The Butterfly House at Cox Arboretum showcases native moths and butterflies
By Valerie Beerbower
Did you know Montgomery County is home to one of Ohio’s first native butterfly houses? The Butterfly House at Cox Arboretum MetroPark, 6733 Springboro Pike, is open now through August 28. “Each species of butterfly or moth has slightly different timing of their life cycle, so you’ll see something new just about every time you visit during the season,” explained Cox Education Assistant Elizabeth Burke. “On one visit, you might see some butterflies in adult phases while others are still caterpillars or in the chrysalis stage, so next time you visit, those cocooned insects will be fluttering around the house.”
Summer hours are 10 a.m. to 4 p.m. Monday through Saturday, and noon to 4 p.m. Sundays. The best time to visit the Butterfly House is on a warm, sunny day. “Butterflies like to have their body temps at 80 degrees to fly,” Burke said. “Butterflies can’t fly with wet wings, so rainy days are good for seeing butterflies roosting on flowers and trees, although the house does close during intense heat or severe weather.” Burke advised visitors not to breeze through the house. “Stop to look closely for caterpillars and chrysalis; they hide under leaves and blend in with stems.” Fortunately, despite their protective camouflage, caterpillars leave clues that make them easier to spot. “Holes in leaves are a good sign there may be caterpillars around,” she said.

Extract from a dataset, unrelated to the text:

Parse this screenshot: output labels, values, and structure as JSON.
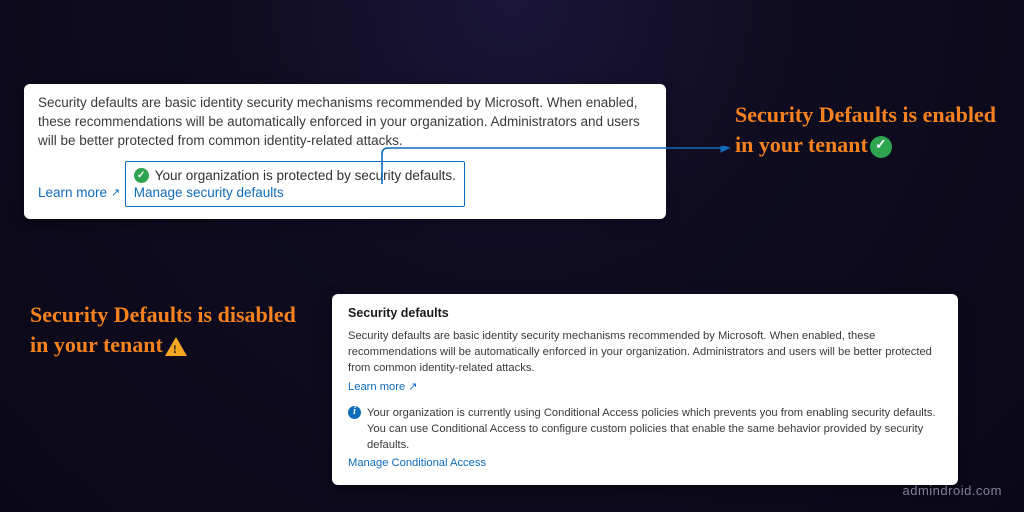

The Butterfly House opened to the public in the summer of 1998. At that time, it was one of only four such facilities in the United States. Now there are many butterfly houses and exhibits throughout the U.S. and the world, but Cox Arboretum MetroPark’s Butterfly House remains one of the few that exhibits all native butterflies. “It’s important to value our native wildlife,” Burke said.
Visitors will find species such as painted lady, red admiral, monarch, giant swallowtail, black swallowtail, spicebush swallowtail, tiger swallowtail, luna moth, Cecropia moth, Polyphemus moth and pipevine swallowtail. The connection between plants and animals is particularly apparent in the Butterfly House. In order to sustain the variety of native species in the house, host plants are carefully chosen to place in and around the house. “Different butterflies and moths use different combinations of host plants,” Burke explained. “For example, monarchs lay their eggs on milkweed plants, and the caterpillars munch on the fibrous leaves and stems. Adult monarchs feast on nectar-bearing plants, so we have a combination of both in the house—the perfect butterfly habitat.”

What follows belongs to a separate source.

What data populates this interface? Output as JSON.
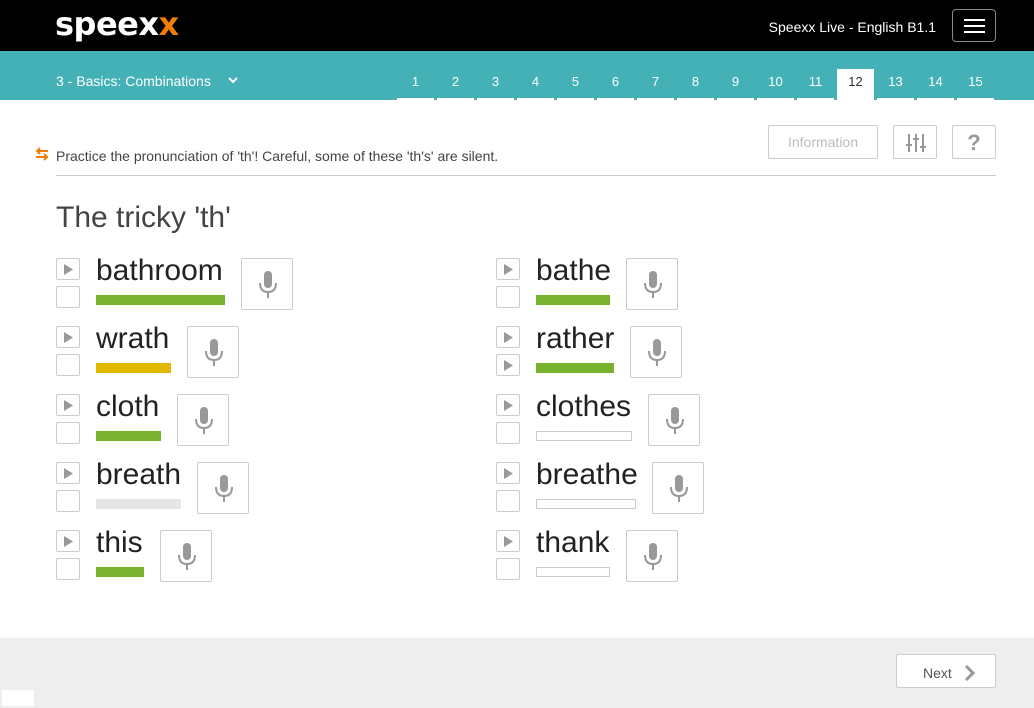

Homeowners can create their own butterfly garden by selecting a good mix of host and nectar plants. “Avoid the temptation to go out and buy a plant that’s just called ‘butterfly bush,’” Burke warned. “The Ohio Department of Natural Resources has evidence that butterfly bush is showing signs of becoming an invasive plant. Using a mix of native plants will give your garden a colorful variety and the flowers provide nutrients besides just nectar. Native plants will keep your butterfly population healthier and reproducing better.”
Burke advises gardeners to select nectar-bearing plants like purple cone flower, Joe-Pye weed, black-eyed Susan, asters, hollyhock, lantana and zinnia, and host plants such as milkweed, parsley, dill, spicebush, or pipevine. “Have food around for the adults and the kids!” Burke said.
When choosing an appropriate location for a landscaped butterfly garden, Burke suggested selecting a sunny location that is protected from strong wind. Leave an open spot for puddles. This can be bare ground that is kept moist or a large plant saucer filled with sand and kept moist.